Pourquoi les Américains sont-ils en moins bonne santé que les Européens quand se pointe la cinquantaine? «Il y avait proportionnellement beaucoup plus de fumeurs aux États-Unis qu’en Europe dans les années 1960 et 1970, précise le jeune chercheur. Ce sont ces gens-là qui atteignent 50 ans aujourd’hui. Or, la cigarette est liée aux maladies cardiaques et au cancer. Le taux d’obésité est aussi plus élevé chez les Américains, entraînant plus de cas de diabète, d’hypertension et de maladies cardiaques.»
Une simulation
Que se passerait-il si les Américains parvenaient à 50 ans en aussi bonne santé que les Européens? «Pour le savoir, nous avons utilisé une méthodologie complexe, qui se résume à octroyer aux Américains le même niveau de santé que les Européens d’ici l’an 2050, en conservant constants tous les autres facteurs, tels que le niveau de vie, les revenus, et l’efficacité du système de santé», explique Pierre-Carl Michaud.
Ses collègues et lui ont pu conclure que si les Américains réussissaient à diminuer leur taux d’obésité à 50 ans, et par le fait même les maladies chroniques qui y sont associées, comme le diabète et l’hypertension, à des niveaux comparables à ceux des Européens, l’espérance de vie serait la même des deux côtés de l’Atlantique. «Ces résultats nous indiquent clairement qu’il ne faut pas se demander ce qui cloche après 50 ans chez les Américains, mais bien pourquoi les Européens parviennent à 50 ans en meilleure santé», souligne le professeur Michaud. Le système de santé américain est peut-être très efficace pour guérir, précise-t-il, mais il l’est beaucoup moins pour prévenir. Voilà peut être une piste de solution…
Impact sur les finances publiques
Si les Américains réussissaient à donner un coup de barre et à parvenir à l’âge de 50 ans en meilleure santé, et donc à vivre plus longtemps, cela aurait inévitablement des impacts sur les finances publiques.

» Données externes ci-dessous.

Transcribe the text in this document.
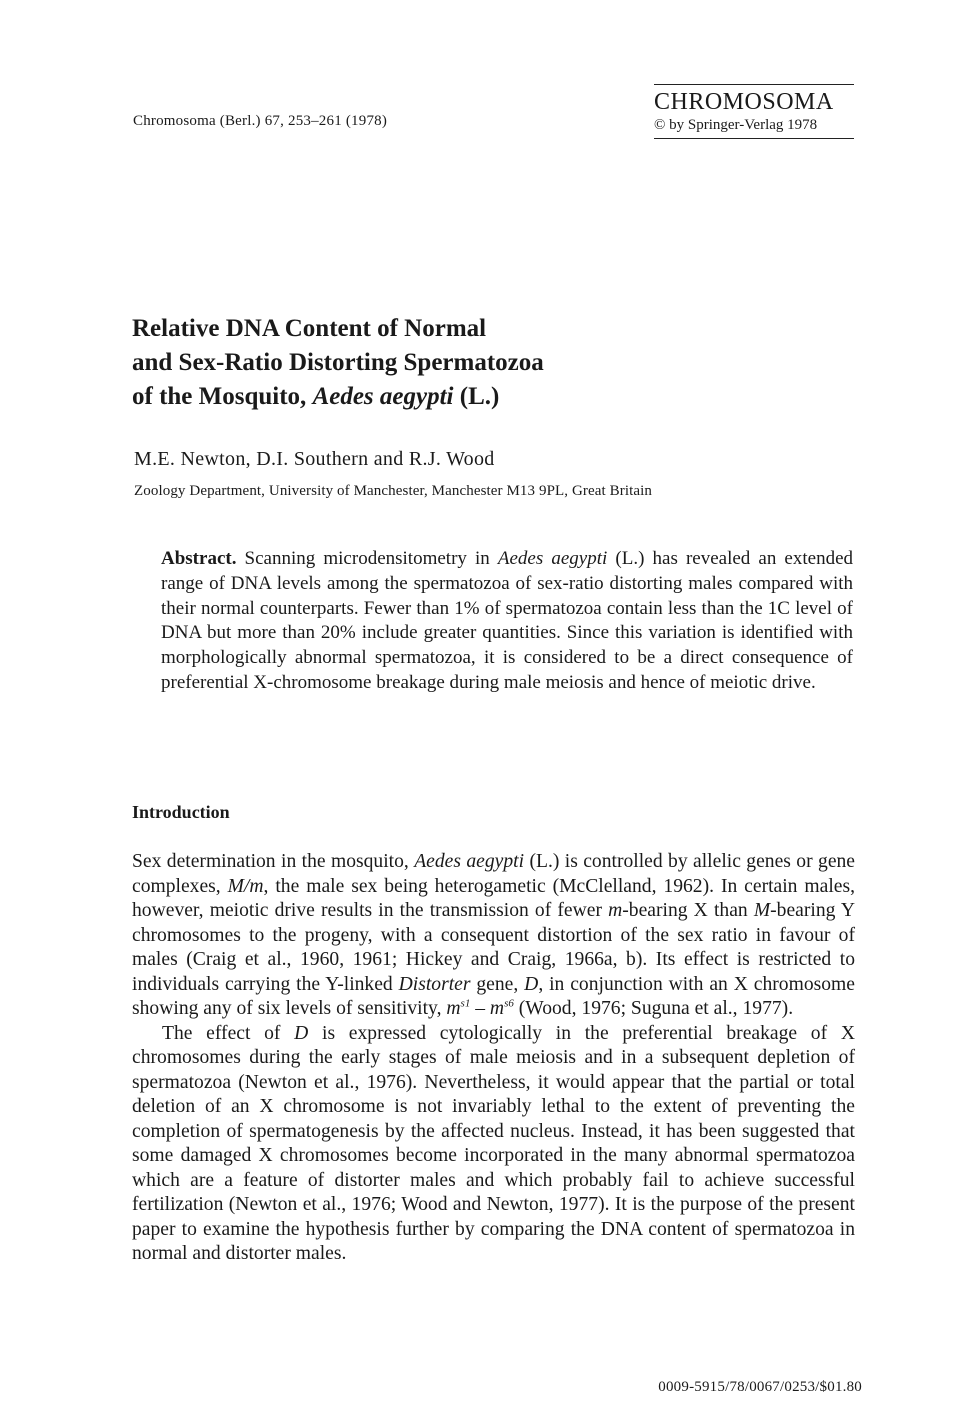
Chromosoma (Berl.) 67, 253–261 (1978)
CHROMOSOMA
© by Springer-Verlag 1978
Relative DNA Content of Normal
and Sex-Ratio Distorting Spermatozoa
of the Mosquito, Aedes aegypti (L.)
M.E. Newton, D.I. Southern and R.J. Wood
Zoology Department, University of Manchester, Manchester M13 9PL, Great Britain
Abstract. Scanning microdensitometry in Aedes aegypti (L.) has revealed an extended range of DNA levels among the spermatozoa of sex-ratio distorting males compared with their normal counterparts. Fewer than 1% of spermatozoa contain less than the 1C level of DNA but more than 20% include greater quantities. Since this variation is identified with morphologically abnormal spermatozoa, it is considered to be a direct consequence of preferential X-chromosome breakage during male meiosis and hence of meiotic drive.
Introduction

Sex determination in the mosquito, Aedes aegypti (L.) is controlled by allelic genes or gene complexes, M/m, the male sex being heterogametic (McClelland, 1962). In certain males, however, meiotic drive results in the transmission of fewer m-bearing X than M-bearing Y chromosomes to the progeny, with a consequent distortion of the sex ratio in favour of males (Craig et al., 1960, 1961; Hickey and Craig, 1966a, b). Its effect is restricted to individuals carrying the Y-linked Distorter gene, D, in conjunction with an X chromosome showing any of six levels of sensitivity, $m^{s1} - m^{s6}$ (Wood, 1976; Suguna et al., 1977).

The effect of D is expressed cytologically in the preferential breakage of X chromosomes during the early stages of male meiosis and in a subsequent depletion of spermatozoa (Newton et al., 1976). Nevertheless, it would appear that the partial or total deletion of an X chromosome is not invariably lethal to the extent of preventing the completion of spermatogenesis by the affected nucleus. Instead, it has been suggested that some damaged X chromosomes become incorporated in the many abnormal spermatozoa which are a feature of distorter males and which probably fail to achieve successful fertilization (Newton et al., 1976; Wood and Newton, 1977). It is the purpose of the present paper to examine the hypothesis further by comparing the DNA content of spermatozoa in normal and distorter males.

0009-5915/78/0067/0253/$01.80
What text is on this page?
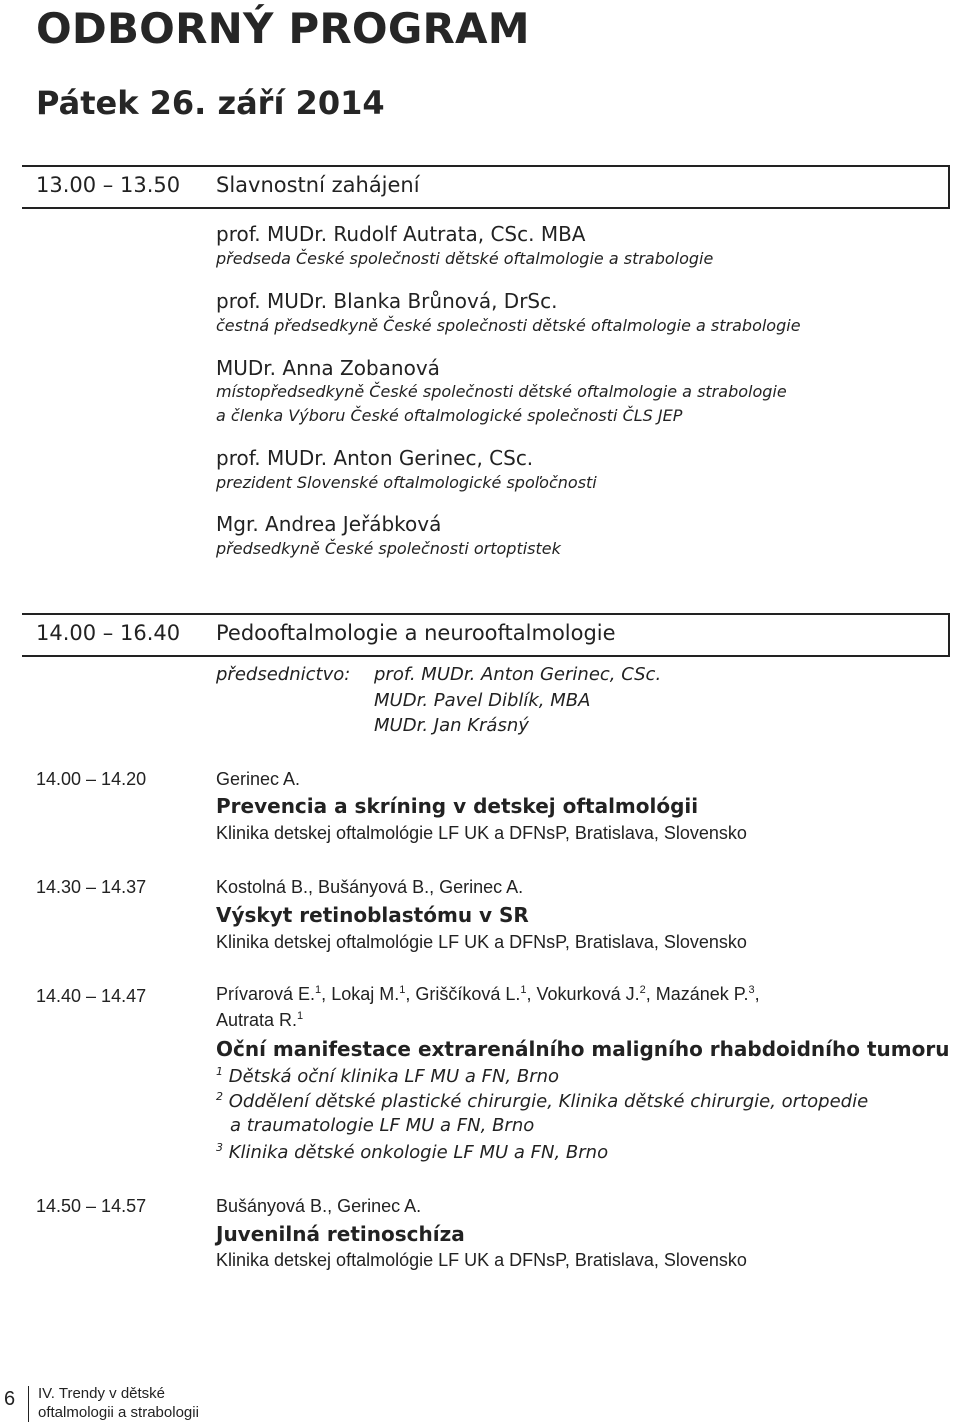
ODBORNÝ PROGRAM
Pátek 26. září 2014
13.00 – 13.50 Slavnostní zahájení
prof. MUDr. Rudolf Autrata, CSc. MBA
předseda České společnosti dětské oftalmologie a strabologie
prof. MUDr. Blanka Brůnová, DrSc.
čestná předsedkyně České společnosti dětské oftalmologie a strabologie
MUDr. Anna Zobanová
místopředsedkyně České společnosti dětské oftalmologie a strabologie
a členka Výboru České oftalmologické společnosti ČLS JEP
prof. MUDr. Anton Gerinec, CSc.
prezident Slovenské oftalmologické spoľočnosti
Mgr. Andrea Jeřábková
předsedkyně České společnosti ortoptistek
14.00 – 16.40 Pedooftalmologie a neurooftalmologie
předsednictvo: prof. MUDr. Anton Gerinec, CSc.
MUDr. Pavel Diblík, MBA
MUDr. Jan Krásný
14.00 – 14.20	Gerinec A.
Prevencia a skríning v detskej oftalmológii
Klinika detskej oftalmológie LF UK a DFNsP, Bratislava, Slovensko
14.30 – 14.37	Kostolná B., Bušányová B., Gerinec A.
Výskyt retinoblastómu v SR
Klinika detskej oftalmológie LF UK a DFNsP, Bratislava, Slovensko
14.40 – 14.47	Prívarová E.$^1$, Lokaj M.$^1$, Griščíková L.$^1$, Vokurková J.$^2$, Mazánek P.$^3$,
Autrata R.$^1$
Oční manifestace extrarenálního maligního rhabdoidního tumoru
$^1$ Dětská oční klinika LF MU a FN, Brno
$^2$ Oddělení dětské plastické chirurgie, Klinika dětské chirurgie, ortopedie
a traumatologie LF MU a FN, Brno
$^3$ Klinika dětské onkologie LF MU a FN, Brno
14.50 – 14.57	Bušányová B., Gerinec A.
Juvenilná retinoschíza
Klinika detskej oftalmológie LF UK a DFNsP, Bratislava, Slovensko
6 IV. Trendy v dětské
oftalmologii a strabologii
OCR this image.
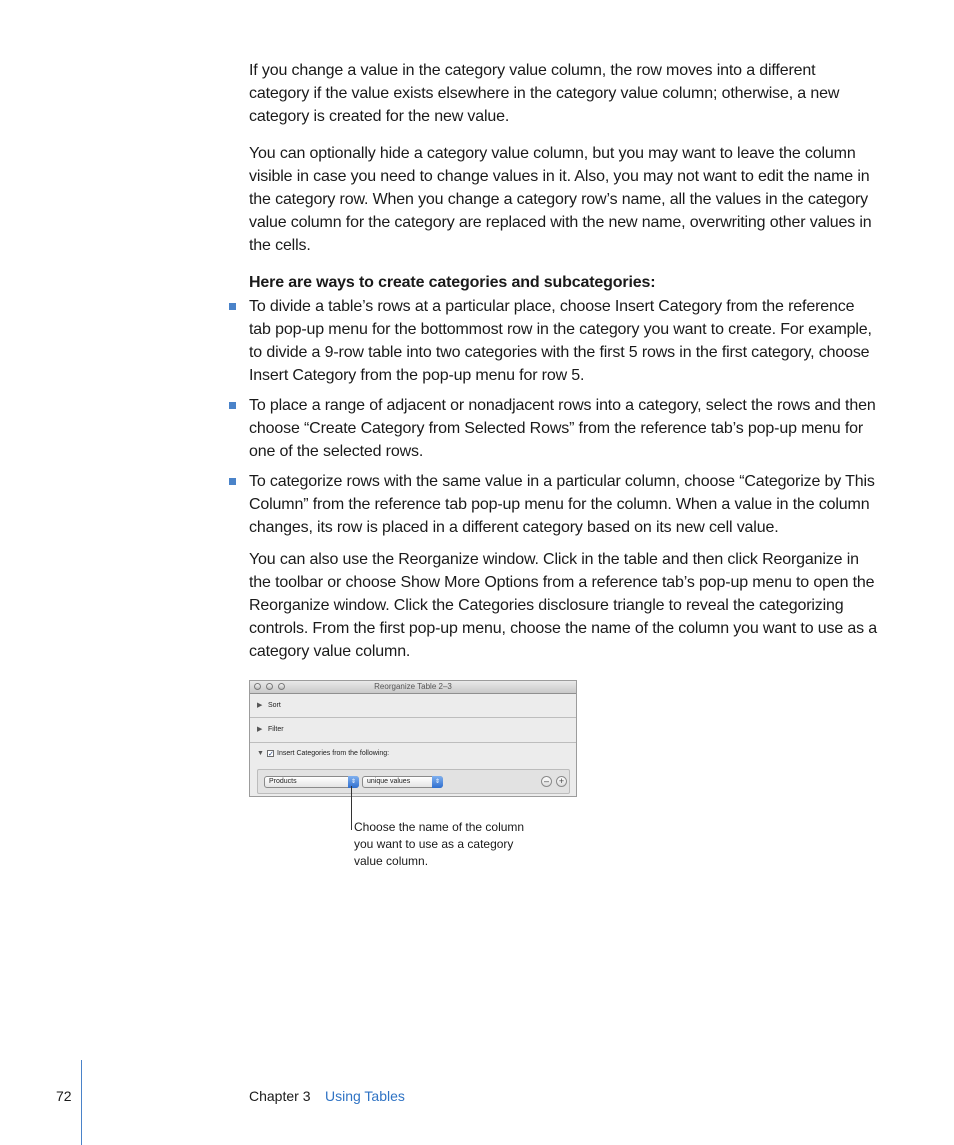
If you change a value in the category value column, the row moves into a different category if the value exists elsewhere in the category value column; otherwise, a new category is created for the new value.

You can optionally hide a category value column, but you may want to leave the column visible in case you need to change values in it. Also, you may not want to edit the name in the category row. When you change a category row’s name, all the values in the category value column for the category are replaced with the new name, overwriting other values in the cells.

Here are ways to create categories and subcategories:

To divide a table’s rows at a particular place, choose Insert Category from the reference tab pop-up menu for the bottommost row in the category you want to create. For example, to divide a 9-row table into two categories with the first 5 rows in the first category, choose Insert Category from the pop-up menu for row 5.
To place a range of adjacent or nonadjacent rows into a category, select the rows and then choose “Create Category from Selected Rows” from the reference tab’s pop-up menu for one of the selected rows.
To categorize rows with the same value in a particular column, choose “Categorize by This Column” from the reference tab pop-up menu for the column. When a value in the column changes, its row is placed in a different category based on its new cell value.

You can also use the Reorganize window. Click in the table and then click Reorganize in the toolbar or choose Show More Options from a reference tab’s pop-up menu to open the Reorganize window. Click the Categories disclosure triangle to reveal the categorizing controls. From the first pop-up menu, choose the name of the column you want to use as a category value column.

Reorganize Table 2–3
▶ Sort
▶ Filter
▼ ✓ Insert Categories from the following:
Products	⇕	unique values	⇕	–	+
Choose the name of the column you want to use as a category value column.
72	Chapter 3 Using Tables
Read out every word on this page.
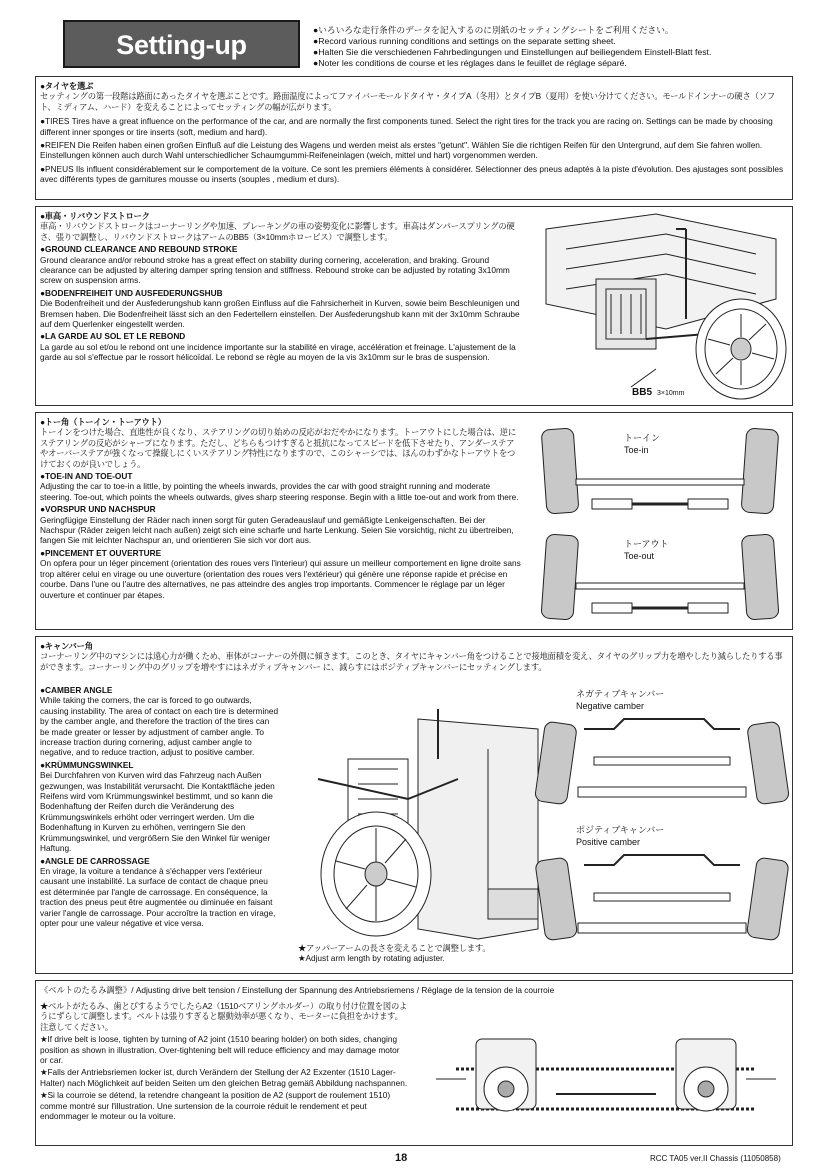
Setting-up	●いろいろな走行条件のデータを記入するのに別紙のセッティングシートをご利用ください。
●Record various running conditions and settings on the separate setting sheet.
●Halten Sie die verschiedenen Fahrbedingungen und Einstellungen auf beiliegendem Einstell-Blatt fest.
●Noter les conditions de course et les réglages dans le feuillet de réglage séparé.

●タイヤを選ぶ

セッティングの第一段階は路面にあったタイヤを選ぶことです。路面温度によってファイバーモールドタイヤ・タイプA（冬用）とタイプB（夏用）を使い分けてください。モールドインナーの硬さ（ソフト、ミディアム、ハード）を変えることによってセッティングの幅が広がります。

●TIRES Tires have a great influence on the performance of the car, and are normally the first components tuned. Select the right tires for the track you are racing on. Settings can be made by choosing different inner sponges or tire inserts (soft, medium and hard).

●REIFEN Die Reifen haben einen großen Einfluß auf die Leistung des Wagens und werden meist als erstes "getunt". Wählen Sie die richtigen Reifen für den Untergrund, auf dem Sie fahren wollen. Einstellungen können auch durch Wahl unterschiedlicher Schaumgummi-Reifeneinlagen (weich, mittel und hart) vorgenommen werden.

●PNEUS Ils influent considérablement sur le comportement de la voiture. Ce sont les premiers éléments à considérer. Sélectionner des pneus adaptés à la piste d'évolution. Des ajustages sont possibles avec différents types de garnitures mousse ou inserts (souples , medium et durs).

●車高・リバウンドストローク

車高・リバウンドストロークはコーナーリングや加速、ブレーキングの車の姿勢変化に影響します。車高はダンパースプリングの硬さ、張りで調整し、リバウンドストロークはアームのBB5（3×10mmホロービス）で調整します。

●GROUND CLEARANCE AND REBOUND STROKE

Ground clearance and/or rebound stroke has a great effect on stability during cornering, acceleration, and braking. Ground clearance can be adjusted by altering damper spring tension and stiffness. Rebound stroke can be adjusted by rotating 3x10mm screw on suspension arms.

●BODENFREIHEIT UND AUSFEDERUNGSHUB

Die Bodenfreiheit und der Ausfederungshub kann großen Einfluss auf die Fahrsicherheit in Kurven, sowie beim Beschleunigen und Bremsen haben. Die Bodenfreiheit lässt sich an den Federtellern einstellen. Der Ausfederungshub kann mit der 3x10mm Schraube auf dem Querlenker eingestellt werden.

●LA GARDE AU SOL ET LE REBOND

La garde au sol et/ou le rebond ont une incidence importante sur la stabilité en virage, accélération et freinage. L'ajustement de la garde au sol s'effectue par le rossort hélicoïdal. Le rebond se règle au moyen de la vis 3x10mm sur le bras de suspension.

BB5 3×10mm

●トー角（トーイン・トーアウト）

トーインをつけた場合、直進性が良くなり、ステアリングの切り始めの反応がおだやかになります。トーアウトにした場合は、逆にステアリングの反応がシャープになります。ただし、どちらもつけすぎると抵抗になってスピードを低下させたり、アンダーステアやオーバーステアが強くなって操縦しにくいステアリング特性になりますので、このシャーシでは、ほんのわずかなトーアウトをつけておくのが良いでしょう。

●TOE-IN AND TOE-OUT

Adjusting the car to toe-in a little, by pointing the wheels inwards, provides the car with good straight running and moderate steering. Toe-out, which points the wheels outwards, gives sharp steering response. Begin with a little toe-out and work from there.

●VORSPUR UND NACHSPUR

Geringfügige Einstellung der Räder nach innen sorgt für guten Geradeauslauf und gemäßigte Lenkeigenschaften. Bei der Nachspur (Räder zeigen leicht nach außen) zeigt sich eine scharfe und harte Lenkung. Seien Sie vorsichtig, nicht zu übertreiben, fangen Sie mit leichter Nachspur an, und orientieren Sie sich vor dort aus.

●PINCEMENT ET OUVERTURE

On opfera pour un léger pincement (orientation des roues vers l'interieur) qui assure un meilleur comportement en ligne droite sans trop altérer celui en virage ou une ouverture (orientation des roues vers l'extérieur) qui génère une réponse rapide et précise en courbe. Dans l'une ou l'autre des alternatives, ne pas atteindre des angles trop importants. Commencer le réglage par un léger ouverture et continuer par étapes.

トーイン
Toe-in
トーアウト
Toe-out

●キャンバー角

コーナーリング中のマシンには遠心力が働くため、車体がコーナーの外側に傾きます。このとき、タイヤにキャンバー角をつけることで接地面積を変え、タイヤのグリップ力を増やしたり減らしたりする事ができます。コーナーリング中のグリップを増やすにはネガティブキャンバー に、減らすにはポジティブキャンバーにセッティングします。

●CAMBER ANGLE

While taking the corners, the car is forced to go outwards, causing instability. The area of contact on each tire is determined by the camber angle, and therefore the traction of the tires can be made greater or lesser by adjustment of camber angle. To increase traction during cornering, adjust camber angle to negative, and to reduce traction, adjust to positive camber.

●KRÜMMUNGSWINKEL

Bei Durchfahren von Kurven wird das Fahrzeug nach Außen gezwungen, was Instabilität verursacht. Die Kontaktfläche jeden Reifens wird vom Krümmungswinkel bestimmt, und so kann die Bodenhaftung der Reifen durch die Veränderung des Krümmungswinkels erhöht oder verringert werden. Um die Bodenhaftung in Kurven zu erhöhen, verringern Sie den Krümmungswinkel, und vergrößern Sie den Winkel für weniger Haftung.

●ANGLE DE CARROSSAGE

En virage, la voiture a tendance à s'échapper vers l'extérieur causant une instabilité. La surface de contact de chaque pneu est déterminée par l'angle de carrossage. En conséquence, la traction des pneus peut être augmentée ou diminuée en faisant varier l'angle de carrossage. Pour accroître la traction en virage, opter pour une valeur négative et vice versa.

★アッパーアームの長さを変えることで調整します。

★Adjust arm length by rotating adjuster.

ネガティブキャンバー
Negative camber
ポジティブキャンバー
Positive camber

《ベルトのたるみ調整》/ Adjusting drive belt tension / Einstellung der Spannung des Antriebsriemens / Réglage de la tension de la courroie

★ベルトがたるみ、歯とびするようでしたらA2（1510ベアリングホルダー）の取り付け位置を図のようにずらして調整します。ベルトは張りすぎると駆動効率が悪くなり、モーターに負担をかけます。注意してください。

★If drive belt is loose, tighten by turning of A2 joint (1510 bearing holder) on both sides, changing position as shown in illustration. Over-tightening belt will reduce efficiency and may damage motor or car.

★Falls der Antriebsriemen locker ist, durch Verändern der Stellung der A2 Exzenter (1510 Lager-Halter) nach Möglichkeit auf beiden Seiten um den gleichen Betrag gemäß Abbildung nachspannen.

★Si la courroie se détend, la retendre changeant la position de A2 (support de roulement 1510) comme montré sur l'illustration. Une surtension de la courroie réduit le rendement et peut endommager le moteur ou la voiture.

18	RCC TA05 ver.II Chassis (11050858)
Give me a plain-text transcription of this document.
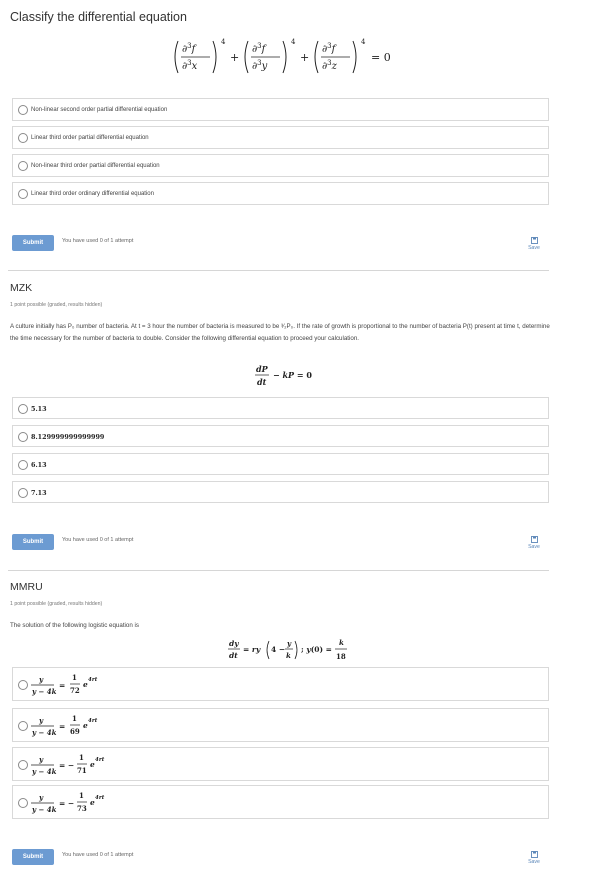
Classify the differential equation
∂$^3$f
∂$^3$x
4
+
∂$^3$f
∂$^3$y
4
+
∂$^3$f
∂$^3$z
4
= 0
Non-linear second order partial differential equation
Linear third order partial differential equation
Non-linear third order partial differential equation
Linear third order ordinary differential equation
Submit	You have used 0 of 1 attempt
Save
MZK
1 point possible (graded, results hidden)
A culture initially has P₀ number of bacteria. At t = 3 hour the number of bacteria is measured to be ³⁄₂P₀. If the rate of growth is proportional to the number of bacteria P(t) present at time t, determine the time necessary for the number of bacteria to double. Consider the following differential equation to proceed your calculation.
dP
dt
− kP = 0
5.13
8.129999999999999
6.13
7.13
Submit	You have used 0 of 1 attempt
Save
MMRU
1 point possible (graded, results hidden)
The solution of the following logistic equation is
dy
dt
= ry 4 −
y
k
; y(0) =
k
18
y
y − 4k
=
1
72
e 4rt
y
y − 4k
=
1
69
e 4rt
y
y − 4k
= −
1
71
e 4rt
y
y − 4k
= −
1
73
e 4rt
Submit	You have used 0 of 1 attempt
Save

De quel ordre? «L’amélioration de l’état de santé des Américains et l’augmentation de l’espérance de vie coûteraient évidemment plus cher au régime de pension américain, qui subirait une hausse spectaculaire de ses dépenses, mais celles-ci serait largement compensées par une diminution encore plus significative des dépenses en santé», affirme Pierre-Carl Michaud.
Selon les projections effectuées par les chercheurs, l’amélioration de l’état de santé des citoyens âgés de 50 ans permettrait d’économiser plus de 1,1 trillion de dollars au cours des 40 prochaines années, dont 632 milliards retomberaient directement dans les coffres du gouvernement américain, qui finance les programmes Medicare et Medicaid.
D’autres recherches à venir
Le groupe de chercheurs dont fait partie le professeur Michaud a obtenu une importante subvention du National Institute of Health des États-Unis afin d’étudier le stress et le surmenage durant la carrière. «Nous comparerons les marqueurs de stress biologiques avec les expériences de travail vécues par les gens afin de voir si cela influence leur santé générale à l’âge de 50 ans, précise-t-il. Les femmes, qui ont fait massivement leur entrée sur le marché du travail durant la deuxième moitié du XXe siècle, nous intéressent plus particulièrement.»